If you have a custom dataset (e.g., loaded from a file or a database), you can pass the dataset directly using the dataset_obj parameter:

```python
# Prepare data from a custom dataset
my_dataset = load_dataset("csv", data_files="my_custom_data.csv")
nlp_dataset = optinet_nlp.prepare_data(dataset_obj=my_dataset)
```

This approach allows flexibility to use any custom dataset, without being restricted to the built-in ones.

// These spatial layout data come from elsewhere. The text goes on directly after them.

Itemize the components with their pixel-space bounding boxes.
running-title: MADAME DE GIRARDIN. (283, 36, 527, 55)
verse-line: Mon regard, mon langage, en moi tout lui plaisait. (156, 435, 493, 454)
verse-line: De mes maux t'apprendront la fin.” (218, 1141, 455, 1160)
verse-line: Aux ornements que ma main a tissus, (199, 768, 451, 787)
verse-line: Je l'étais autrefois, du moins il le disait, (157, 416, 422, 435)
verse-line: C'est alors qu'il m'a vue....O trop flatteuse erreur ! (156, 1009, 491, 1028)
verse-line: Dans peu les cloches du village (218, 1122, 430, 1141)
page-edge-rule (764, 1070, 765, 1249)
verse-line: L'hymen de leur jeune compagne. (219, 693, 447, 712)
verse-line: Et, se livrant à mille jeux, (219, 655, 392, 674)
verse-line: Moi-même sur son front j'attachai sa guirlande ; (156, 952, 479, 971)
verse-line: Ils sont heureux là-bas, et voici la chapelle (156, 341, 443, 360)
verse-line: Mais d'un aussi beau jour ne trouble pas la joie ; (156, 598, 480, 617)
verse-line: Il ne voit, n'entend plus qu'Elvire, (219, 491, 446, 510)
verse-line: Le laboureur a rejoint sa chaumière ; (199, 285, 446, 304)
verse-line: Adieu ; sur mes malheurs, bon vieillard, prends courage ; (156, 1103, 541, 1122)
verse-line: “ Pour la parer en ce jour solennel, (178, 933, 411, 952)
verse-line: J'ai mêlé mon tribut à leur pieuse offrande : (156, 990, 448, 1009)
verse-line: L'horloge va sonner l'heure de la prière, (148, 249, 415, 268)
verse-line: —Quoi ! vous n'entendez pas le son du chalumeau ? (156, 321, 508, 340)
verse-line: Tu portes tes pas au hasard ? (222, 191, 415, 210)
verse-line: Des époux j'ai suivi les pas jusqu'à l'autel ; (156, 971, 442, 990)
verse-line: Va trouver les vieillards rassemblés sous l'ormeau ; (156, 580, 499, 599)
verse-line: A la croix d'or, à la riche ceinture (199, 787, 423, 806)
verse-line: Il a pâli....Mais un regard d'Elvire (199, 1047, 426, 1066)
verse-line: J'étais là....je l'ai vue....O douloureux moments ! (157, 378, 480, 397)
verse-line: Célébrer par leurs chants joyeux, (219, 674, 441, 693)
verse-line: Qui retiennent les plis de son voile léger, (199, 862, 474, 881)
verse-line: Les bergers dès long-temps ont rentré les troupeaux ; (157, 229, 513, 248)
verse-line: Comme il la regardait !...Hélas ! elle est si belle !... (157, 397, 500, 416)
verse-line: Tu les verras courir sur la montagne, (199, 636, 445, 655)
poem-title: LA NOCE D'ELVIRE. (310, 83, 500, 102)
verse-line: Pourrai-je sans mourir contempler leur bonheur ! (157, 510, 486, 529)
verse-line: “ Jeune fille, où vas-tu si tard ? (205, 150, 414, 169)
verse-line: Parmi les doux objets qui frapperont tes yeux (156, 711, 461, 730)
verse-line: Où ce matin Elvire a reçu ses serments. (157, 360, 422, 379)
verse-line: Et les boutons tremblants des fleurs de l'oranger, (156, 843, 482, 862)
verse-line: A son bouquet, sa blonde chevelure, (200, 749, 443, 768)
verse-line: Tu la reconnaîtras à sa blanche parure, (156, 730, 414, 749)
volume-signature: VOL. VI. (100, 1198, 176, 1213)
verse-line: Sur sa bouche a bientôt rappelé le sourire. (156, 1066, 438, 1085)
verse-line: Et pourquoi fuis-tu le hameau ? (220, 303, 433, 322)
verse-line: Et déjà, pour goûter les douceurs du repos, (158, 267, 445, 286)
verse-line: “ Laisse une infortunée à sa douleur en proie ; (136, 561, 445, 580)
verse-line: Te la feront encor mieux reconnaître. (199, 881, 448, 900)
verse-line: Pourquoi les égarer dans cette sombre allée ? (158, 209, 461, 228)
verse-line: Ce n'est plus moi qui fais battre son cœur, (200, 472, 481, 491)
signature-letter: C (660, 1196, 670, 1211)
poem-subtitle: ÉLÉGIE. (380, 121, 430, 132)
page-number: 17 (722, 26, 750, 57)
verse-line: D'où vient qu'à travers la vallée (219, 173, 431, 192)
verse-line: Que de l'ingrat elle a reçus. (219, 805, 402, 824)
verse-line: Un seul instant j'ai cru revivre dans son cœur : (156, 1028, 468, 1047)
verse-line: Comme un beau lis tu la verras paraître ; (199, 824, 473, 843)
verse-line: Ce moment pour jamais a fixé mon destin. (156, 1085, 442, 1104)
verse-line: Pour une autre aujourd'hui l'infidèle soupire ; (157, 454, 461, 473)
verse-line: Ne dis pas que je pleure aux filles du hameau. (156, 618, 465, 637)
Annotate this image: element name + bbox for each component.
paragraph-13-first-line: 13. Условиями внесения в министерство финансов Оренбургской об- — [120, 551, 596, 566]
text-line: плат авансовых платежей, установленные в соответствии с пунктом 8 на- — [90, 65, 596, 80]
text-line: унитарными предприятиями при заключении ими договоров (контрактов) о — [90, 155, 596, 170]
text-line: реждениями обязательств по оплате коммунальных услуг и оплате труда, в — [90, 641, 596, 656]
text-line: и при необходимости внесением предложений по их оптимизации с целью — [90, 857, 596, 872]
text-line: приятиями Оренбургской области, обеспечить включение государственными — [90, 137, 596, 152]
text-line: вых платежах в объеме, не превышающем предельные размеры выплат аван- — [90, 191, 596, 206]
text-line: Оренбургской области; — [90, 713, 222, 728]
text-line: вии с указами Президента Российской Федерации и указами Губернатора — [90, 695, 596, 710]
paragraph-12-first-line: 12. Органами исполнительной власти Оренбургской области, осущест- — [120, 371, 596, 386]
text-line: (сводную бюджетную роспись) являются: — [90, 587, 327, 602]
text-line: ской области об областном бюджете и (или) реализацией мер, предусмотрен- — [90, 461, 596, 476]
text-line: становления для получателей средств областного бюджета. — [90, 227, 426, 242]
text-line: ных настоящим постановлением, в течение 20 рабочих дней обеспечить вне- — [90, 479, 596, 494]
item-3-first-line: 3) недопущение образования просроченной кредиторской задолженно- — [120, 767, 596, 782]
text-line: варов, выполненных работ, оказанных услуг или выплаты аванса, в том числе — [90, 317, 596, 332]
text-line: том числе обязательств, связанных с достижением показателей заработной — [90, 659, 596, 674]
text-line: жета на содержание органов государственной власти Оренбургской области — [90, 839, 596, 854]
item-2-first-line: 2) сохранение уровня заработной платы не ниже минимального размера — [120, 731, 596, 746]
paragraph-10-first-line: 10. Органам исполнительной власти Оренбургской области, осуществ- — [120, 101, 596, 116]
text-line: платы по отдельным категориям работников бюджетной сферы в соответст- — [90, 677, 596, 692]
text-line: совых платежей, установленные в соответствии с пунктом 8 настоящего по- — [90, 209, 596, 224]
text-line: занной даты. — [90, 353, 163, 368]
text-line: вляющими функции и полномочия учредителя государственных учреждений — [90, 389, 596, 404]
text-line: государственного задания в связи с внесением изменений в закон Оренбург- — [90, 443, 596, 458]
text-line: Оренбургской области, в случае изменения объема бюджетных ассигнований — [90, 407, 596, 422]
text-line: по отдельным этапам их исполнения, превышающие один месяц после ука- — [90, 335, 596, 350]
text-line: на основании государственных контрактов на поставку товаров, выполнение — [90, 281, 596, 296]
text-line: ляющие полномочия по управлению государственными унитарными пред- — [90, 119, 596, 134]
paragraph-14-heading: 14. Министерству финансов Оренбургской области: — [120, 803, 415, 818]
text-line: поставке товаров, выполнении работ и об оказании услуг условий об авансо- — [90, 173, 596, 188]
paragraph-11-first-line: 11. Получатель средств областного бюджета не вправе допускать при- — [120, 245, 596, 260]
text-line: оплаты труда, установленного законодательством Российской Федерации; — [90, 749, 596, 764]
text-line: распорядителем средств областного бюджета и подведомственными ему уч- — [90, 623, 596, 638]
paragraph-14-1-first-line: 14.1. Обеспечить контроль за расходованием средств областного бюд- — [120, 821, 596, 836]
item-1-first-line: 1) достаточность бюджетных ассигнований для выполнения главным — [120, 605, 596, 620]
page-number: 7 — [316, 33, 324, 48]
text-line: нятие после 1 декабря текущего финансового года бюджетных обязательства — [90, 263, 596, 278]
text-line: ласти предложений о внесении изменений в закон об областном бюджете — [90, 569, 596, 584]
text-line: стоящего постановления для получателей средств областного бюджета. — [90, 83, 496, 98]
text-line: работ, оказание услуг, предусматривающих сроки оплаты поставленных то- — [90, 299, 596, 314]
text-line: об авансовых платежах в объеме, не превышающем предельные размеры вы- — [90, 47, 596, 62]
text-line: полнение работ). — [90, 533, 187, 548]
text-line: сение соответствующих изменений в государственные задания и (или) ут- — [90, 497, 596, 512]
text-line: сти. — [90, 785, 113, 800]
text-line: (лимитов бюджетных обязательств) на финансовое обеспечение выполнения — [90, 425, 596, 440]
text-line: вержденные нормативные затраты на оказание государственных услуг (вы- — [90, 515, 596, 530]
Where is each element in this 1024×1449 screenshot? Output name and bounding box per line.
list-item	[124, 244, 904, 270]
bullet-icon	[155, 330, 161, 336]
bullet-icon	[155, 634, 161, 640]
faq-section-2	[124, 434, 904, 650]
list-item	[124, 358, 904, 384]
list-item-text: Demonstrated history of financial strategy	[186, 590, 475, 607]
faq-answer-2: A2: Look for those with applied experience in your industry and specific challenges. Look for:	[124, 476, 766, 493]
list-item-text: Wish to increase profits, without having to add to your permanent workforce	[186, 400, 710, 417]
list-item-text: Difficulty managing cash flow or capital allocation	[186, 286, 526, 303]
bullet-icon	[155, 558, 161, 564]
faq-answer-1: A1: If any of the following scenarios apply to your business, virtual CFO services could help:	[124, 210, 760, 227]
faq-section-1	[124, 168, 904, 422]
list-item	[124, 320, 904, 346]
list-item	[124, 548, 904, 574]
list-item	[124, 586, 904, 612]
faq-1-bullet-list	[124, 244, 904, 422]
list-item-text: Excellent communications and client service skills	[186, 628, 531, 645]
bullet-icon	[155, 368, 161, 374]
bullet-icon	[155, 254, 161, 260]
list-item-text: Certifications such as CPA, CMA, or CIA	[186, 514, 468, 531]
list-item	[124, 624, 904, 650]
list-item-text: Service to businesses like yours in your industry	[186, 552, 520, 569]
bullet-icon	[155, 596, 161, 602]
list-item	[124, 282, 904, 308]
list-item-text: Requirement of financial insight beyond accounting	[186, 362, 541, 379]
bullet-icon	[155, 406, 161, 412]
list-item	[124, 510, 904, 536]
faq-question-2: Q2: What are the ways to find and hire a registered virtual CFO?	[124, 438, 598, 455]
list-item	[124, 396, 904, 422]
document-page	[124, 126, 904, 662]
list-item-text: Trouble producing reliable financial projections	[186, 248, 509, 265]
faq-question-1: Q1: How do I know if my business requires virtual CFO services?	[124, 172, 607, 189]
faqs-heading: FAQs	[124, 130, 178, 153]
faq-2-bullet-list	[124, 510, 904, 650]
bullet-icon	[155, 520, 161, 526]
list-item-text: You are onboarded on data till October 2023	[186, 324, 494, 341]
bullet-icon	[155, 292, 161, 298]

### 3. Tokenize Data (For NLP Models)

If you're working with NLP models, you need to tokenize the data before training:

```python
# Tokenize NLP dataset
tokenized_dataset = optinet_nlp.tokenize_data(nlp_dataset)
```

### 4. Train the Model

You can train both ML and NLP models using the `train_model()` method. This is where you can choose to fine-tune your model with LoRA and QLoRA by passing the relevant parameters.

Train ML model:

```python
# Train ML model
optinet_ml.train_model(X_train, y_train)
```

Train NLP model with LoRA:

```python
# Train NLP model with LoRA fine-tuning
optinet_nlp.train_model(
    tokenized_dataset['train'],
    output_dir="./output_lora",
    num_train_epochs=3,
    per_device_train_batch_size=8,
    lora_r=4,
    lora_alpha=32,
    target_modules=["q_proj", "v_proj"],
    lora_dropout=0.1,
    task_type="SEQ_CLS"
)
```

Train NLP model with QLoRA (4-bit quantization):

```python
# Train NLP model with QLoRA (using 4-bit quantization)
optinet_nlp.train_model(
    tokenized_dataset['train'],
    output_dir="./output_qlora",
    num_train_epochs=3,
    per_device_train_batch_size=8,
    quantization_config={"load_in_4bit": True, "bnb_4bit_compute_dtype": torch.float16},
    lora_r=4,
    lora_alpha=16,
    target_modules=["q_proj", "v_proj"],
    lora_dropout=0.1,
    task_type="SEQ_CLS"
)
```

### 5. Evaluate the Model

Evaluate the performance of your trained model:

```python
# Evaluate ML model
accuracy = optinet_ml.evaluate_model(X_test, y_test)
print(f"ML Model Accuracy: {accuracy:.2f}")

# Evaluate NLP model
results = optinet_nlp.evaluate_model(tokenized_dataset['test'])
print("NLP Model Evaluation:", results)
```

## Requirements

OptiNet depends on several popular Python packages for ML and NLP tasks:

- `scikit-learn`
- `transformers`
- `datasets`
- `torch`
- `peft` (for LoRA and QLoRA support)

To install these requirements, you can use the following command:

```sh
pip install scikit-learn transformers datasets torch peft
```

## License

This project is licensed under the MIT License - see the LICENSE file for details.

## Authors

- Vishwanath Akuthota
- Ganesh Thota
- Krishna Avula

## Contributing

We welcome contributions to improve OptiNet. Please feel free to submit issues and pull requests on the GitHub repository.